PASMCs isolated from the rats with PAH were exposed to APN (10 μg/ml) and/or a specific BMP2 inhibitor noggin (200 ng/ml) and the viability of PASMCs was analyzed by CCK-8 assay (Fig. 4B). A similar absorbance was found between the Ctr and noggin groups. APN markedly reduced the absorbance as compared with the Ctr and noggin groups (P<0.05). However, after the combination treatment of APN and noggin, the absorbance was significantly reversed to a relative high level in comparison with the APN group (P<0.05). These results implied that APN inhibited the growth of PASMCs from the rats bearing PAH and that the inhibitory effect of APN was weakened by the BMP2 inhibitor.

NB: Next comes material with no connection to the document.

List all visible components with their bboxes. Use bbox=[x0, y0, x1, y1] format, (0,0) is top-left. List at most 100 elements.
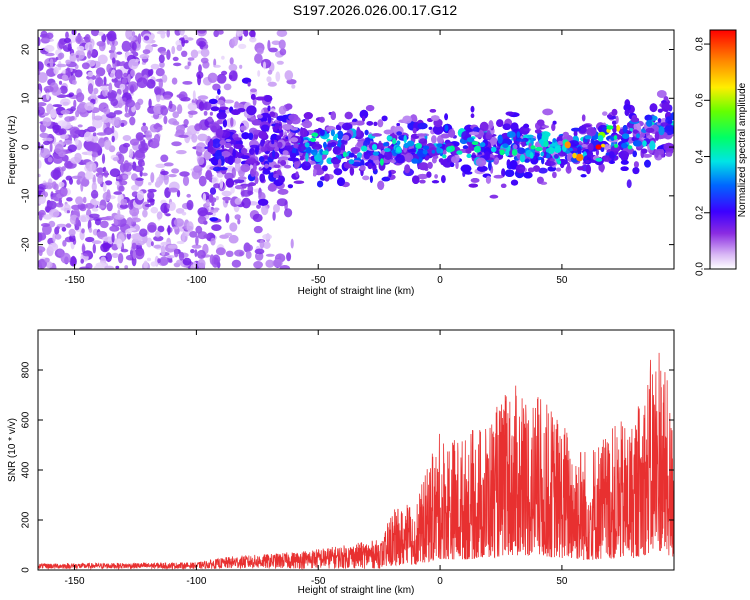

The effect of APN on BMP2 protein expression was determined by qualitative and quantitative western blot analysis (Fig. 4C and D). The expression of BMP2 was upregulated along with the increase in the APN dosage (0, 1, 5 and 10 μg/ml), reaching a peak at 10 μg/ml of APN. There was no significant difference in the BMP2 expression between treatment with 10 and 20 μg/ml of APN. Therefore, the optimum dosage of APN was found to be 10 μg/ml. PASMCs were then incubated with APN (10 μg/ml) for varying time intervals and BMP2 protein expression was measured by western blot analysis again (Fig. 4E and F). APN elevated the expression of BMP2 in a time-dependent manner between 0 and 6 h and a peak value was found at 6 h. Next, it gradually decreased and returned to the baseline level at 36 h. These results indicated that APN upregulated the BMP2 protein expression in PAMSCs in dosage- and time-dependent manners.

In an attempt to identify the influence of APN on the BMP/Smad-related signaling pathways, the expression of BMP2, Smad, p-Smad, AMPK and p-AMPK after treatment with APN, noggin and CC was evaluated by western blot analysis (Fig. 4G–N). We found that APN treatment increased the expression of BMP2 and p-Smad proteins, while noggin downregulated their high expression levels induced by APN (Fig. 4G–I). Similarly, APN treatment elevated the expression of BMP2 and p-AMPK proteins, while CC downregulated their strong expression induced by APN (Fig. 4K–M). There was no difference in the expression of Smad and AMPK proteins among the above groups (Fig. 4J and N).